To succeed as president, Mr. Trump has to show he can govern, and it looks like that may require separating himself from a Republican Party disabled by a permanent blocking minority with no interest in governing.

At the level of domestic politics, successful presidential governing means not much more than enabling and attaching oneself to an improving economy, as the impeached but popular Bill Clinton proved possible.

The economy is already strengthening, and Mr. Trump can direct Treasury Secretary Steven Mnuchin and White House economics chief Gary Cohn to accelerate their deregulation of financial and energy markets.

Before the Republicans lose seats and maybe control of the House in 2018, Mr. Trump can still extract a few things helpful to himself. Desperate incumbents, such as Nevada’s ObamaCare reform opponent Sen. Dean Heller, will be looking for a legislative life raft. Mr. Trump no doubt could get a modest tax-cut bill passed this year. That will support slow but steady upward growth unless he retards even that with a regime of steel tariffs and myriad trade uncertainties.

Real tax reform would liberate the U.S.’s ocean of pent-up capital and produce an economic boom, assuring continued GOP control of Congress. But Republicans like West Virginia’s Sen. Shelley Moore Capito see their reason for being as protecting the Medicaid status quo.

Some may say Mr. Trump and the Republicans will now take political ownership of the steady collapse of the ObamaCare exchanges. But he didn’t create these things; Congress did, and when voters elected a Congress to reform ObamaCare, it failed.

The press will dump full responsibility for this political nonfeasance on congressional Republicans, and voters will take it out on them in 2018. Health and Human Services can tinker with the failing ObamaCare exchanges, as it would have under Hillary Clinton anyway, and Mr. Trump can blame Congress for the residual mess.

As to Mr. Trump’s low approval rating, the danger there was always that it would scare away Republicans from his agenda. That looks moot now. The Republicans’ approval rating is no doubt already plummeting. Mr. Trump’s approval will rise as the economy improves and if he modulates himself by about half, as he’s done recently.

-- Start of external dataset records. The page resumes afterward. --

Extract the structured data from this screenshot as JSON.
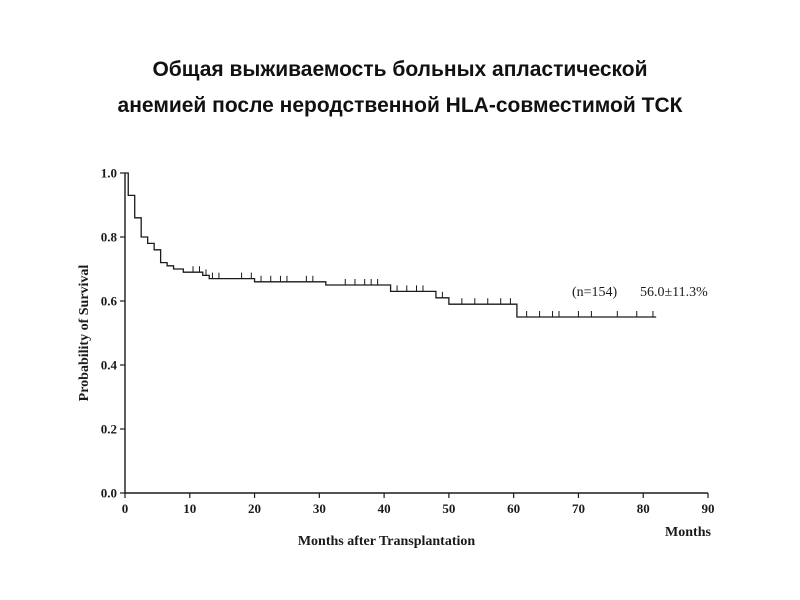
{
  "title_lines": [
    "Общая выживаемость больных апластической",
    "анемией после неродственной HLA-совместимой ТСК"
  ],
  "chart_data": {
    "type": "line",
    "xlabel": "Months after Transplantation",
    "xunit_label": "Months",
    "ylabel": "Probability of Survival",
    "xlim": [
      0,
      90
    ],
    "ylim": [
      0,
      1.0
    ],
    "x_ticks": [
      0,
      10,
      20,
      30,
      40,
      50,
      60,
      70,
      80,
      90
    ],
    "y_ticks": [
      "0.0",
      "0.2",
      "0.4",
      "0.6",
      "0.8",
      "1.0"
    ],
    "series": [
      {
        "step": [
          [
            0,
            1.0
          ],
          [
            0.5,
            0.93
          ],
          [
            1.5,
            0.86
          ],
          [
            2.5,
            0.8
          ],
          [
            3.5,
            0.78
          ],
          [
            4.5,
            0.76
          ],
          [
            5.5,
            0.72
          ],
          [
            6.5,
            0.71
          ],
          [
            7.5,
            0.7
          ],
          [
            9,
            0.69
          ],
          [
            12,
            0.68
          ],
          [
            13,
            0.67
          ],
          [
            20,
            0.66
          ],
          [
            31,
            0.65
          ],
          [
            35,
            0.65
          ],
          [
            41,
            0.63
          ],
          [
            48,
            0.61
          ],
          [
            50,
            0.59
          ],
          [
            60.5,
            0.55
          ],
          [
            82,
            0.55
          ]
        ],
        "censored": [
          10.5,
          11.5,
          12.5,
          13.5,
          14.5,
          18,
          19.5,
          21,
          22.5,
          24,
          25,
          28,
          29,
          34,
          35.5,
          37,
          38,
          39,
          42,
          43.5,
          45,
          46,
          49,
          52,
          54,
          56,
          58,
          59.5,
          62,
          64,
          66,
          67,
          70,
          72,
          76,
          79,
          81.5
        ]
      }
    ],
    "annotations": [
      "(n=154)",
      "56.0±11.3%"
    ]
  }
}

Most intriguing of all is the longer term future of Mr. Trump’s formal relationship with the Republican Party. After voters in 2018 reorder Congress, Mr. Trump can consolidate his base with a big infrastructure bill co-designed by Democrats and likely approved by independent voters. By then, the Republican opposition that tanked ObamaCare reform will be irrelevant.

And please, hold the faux shock when Mr. Trump, a nonideological pragmatist, entertains Chuck Schumer’s Medicare-for-all as the final health-care fix. In Mr. Trump’s world, subcontractors come and go. The GOP shouldn’t bother trying to collect for work done.

This disorder could surface the possibility that dare not speak its name until now: a more centrist Trumpian political party of the sort favored by Ivanka Trump. No one thought Emmanuel Macron’s party bolt in France could go so far.

Look who’s out front undermining Mr. Trump’s health-care reform: Ted Cruz, Rob Portman, Rand Paul, Mike Lee and Ohio Gov. John Kasich. The nominal reasons each has given for opposing the reform don’t add up. What makes sense is compulsively ambitious Republican politicians positioning themselves to emerge from the rubble and run in 2020 against what they think will be a wounded president. They may end up with nothing but the rubble.

Reasons abound for the GOP’s rump opposition to spend the July 4 holiday rethinking what it is doing. But the biggest of all is this: After eight years of rule by progressive presidential decree, they are putting in motion four more years of centralizing power by a Republican president. The opposition may alter American government forever, but this couldn’t be further from what they intended.